# Equilibrium and a log

1. Jun 13, 2006

### Supernerd2004

A log weighs 800N and has its center of gravity at the midpoint. Find the lowest coefficient of static friction necessary to keep the log from slipping.

http://img115.imageshack.us/img115/8407/physicsproblem3ox.th.png [Broken]

Ok, so, i started out by finding my torque and force equations.
Torque = (800)*(3.5)*(cos(25)) = (Tv)*(6.5)*(cos(25)) + (Th)*(6.5)*(sin(25))

Normal Force = (800) - (Tv)

Force of Friction = (Normal Force) (Coefficient of Friction)

Force of Friction = (Th)

tan(25) = (Th)/(Tv)

So, solving for (Th) I got...
(Th) = tan(25)/Tv

So, Torque = (800)*(3.5)*cos(25) = (Tv)*(6.5)*cos(25) + (tan(25)/(Tv))*(sin(25))

Where (Tv) is the vertical component of the tension and (Th) is the horizontal component of tension.

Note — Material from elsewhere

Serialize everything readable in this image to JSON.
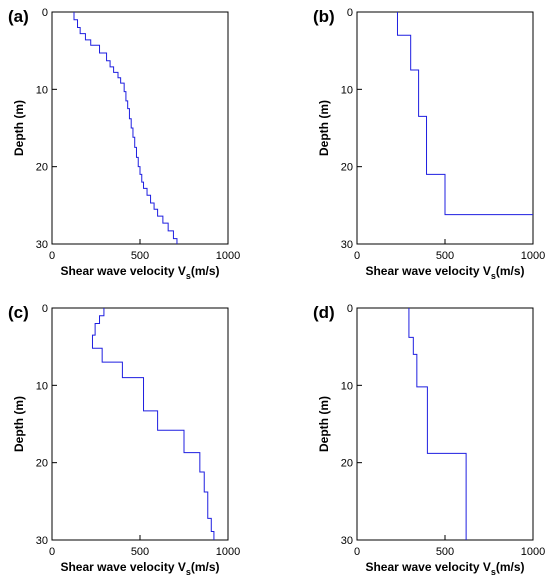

Solving for (Tv) I get (Tv) = 353.83
Solving for (Th) (Th) = tan(25)(353.83) = 164.99

If Normal Force = Weight - (Tv) then N = 800 - 353.83 = 446.17

so (Normal Force)(Coefficient of Friction) = (Th)
Then (446.17)(Coe. of Friction) = 164.17
The coe. of friction is not equal to 1.01

Any help as to where I went wrong would be much appreciated! Thanks so much in advance for any help!

Dan

Last edited by a moderator: May 2, 2017
2. Jun 14, 2006

### Delzac

hmm, i don't claim to be a physic pro but the coeff i calculated is the same as yours. Maybe someone wanna come in and help?